Failed Experiment
4 July 2016
I've nothing against experimental movie-making. But here technique overwhelms everything else, leaving us with cinematic chaos and maybe a headache. All the rapid- fire jump cuts, color changes, and camera angles add up to an anti-movie mess. It looks like somebody's self-indulgence run wild. To me technique should enhance story, not overwhelm it. Or, in some cases, it might get us to see a familiar theme in a new way. But since there's no real story here, just a sequence of chaotic events, there's ironically no real conflict, just a two-hour waste of film and viewer attention. To be fair, I guess there is a message, something about the media creating a faux reality that sucks people into its seductive realm.
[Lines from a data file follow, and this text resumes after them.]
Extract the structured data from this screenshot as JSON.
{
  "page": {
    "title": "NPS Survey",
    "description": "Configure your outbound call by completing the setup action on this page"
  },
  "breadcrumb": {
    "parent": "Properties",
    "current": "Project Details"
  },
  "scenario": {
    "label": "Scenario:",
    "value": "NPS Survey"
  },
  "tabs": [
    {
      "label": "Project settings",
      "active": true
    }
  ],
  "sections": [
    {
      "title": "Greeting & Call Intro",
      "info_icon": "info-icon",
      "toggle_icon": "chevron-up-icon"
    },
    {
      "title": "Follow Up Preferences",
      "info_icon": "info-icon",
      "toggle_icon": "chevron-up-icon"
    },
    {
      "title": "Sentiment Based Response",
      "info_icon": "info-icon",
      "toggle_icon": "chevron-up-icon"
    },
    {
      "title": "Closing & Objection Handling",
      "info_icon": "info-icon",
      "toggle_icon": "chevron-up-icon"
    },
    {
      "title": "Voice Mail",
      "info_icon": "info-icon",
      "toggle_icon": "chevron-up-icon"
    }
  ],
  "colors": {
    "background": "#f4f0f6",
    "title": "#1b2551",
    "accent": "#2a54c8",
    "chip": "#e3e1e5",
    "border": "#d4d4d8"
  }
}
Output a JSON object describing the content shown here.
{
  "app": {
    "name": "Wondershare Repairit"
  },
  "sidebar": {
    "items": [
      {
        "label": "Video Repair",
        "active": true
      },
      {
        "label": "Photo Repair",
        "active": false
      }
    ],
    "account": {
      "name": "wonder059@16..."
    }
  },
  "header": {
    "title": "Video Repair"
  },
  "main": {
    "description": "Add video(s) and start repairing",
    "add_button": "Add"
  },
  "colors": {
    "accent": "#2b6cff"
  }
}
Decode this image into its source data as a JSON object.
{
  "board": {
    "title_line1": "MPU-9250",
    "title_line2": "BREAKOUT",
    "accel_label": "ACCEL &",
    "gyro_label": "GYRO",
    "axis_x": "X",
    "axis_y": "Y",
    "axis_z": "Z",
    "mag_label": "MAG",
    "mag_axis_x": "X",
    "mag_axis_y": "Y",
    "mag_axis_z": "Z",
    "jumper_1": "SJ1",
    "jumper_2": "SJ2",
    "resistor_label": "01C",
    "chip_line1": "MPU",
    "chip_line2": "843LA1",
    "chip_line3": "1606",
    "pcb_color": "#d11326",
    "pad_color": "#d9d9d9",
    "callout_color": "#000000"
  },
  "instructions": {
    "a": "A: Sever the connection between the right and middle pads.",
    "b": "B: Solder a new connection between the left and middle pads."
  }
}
That's certainly a worthy, if not novel, theme, especially in our fraught day and age. But unfortunately this movie mess overwhelms the idea without either enhancing it or seeing it in a new way. Too bad.

(In passing—Most folks think of Mallory and Mickey as modern day Bonnie and Clyde. Nevertheless, B&C's main purpose was robbing banks, not killing people, a-la M&M. To me, the apt comparison is with the less well-known, teenagers Charlie Starkweather and Caril Ann Fugate. After killing her parents and a baby, their murder spree spread across Nebraska and Wyoming in 1958, and appears motivated by little more than a perverted joy of killing, a-la M&M!)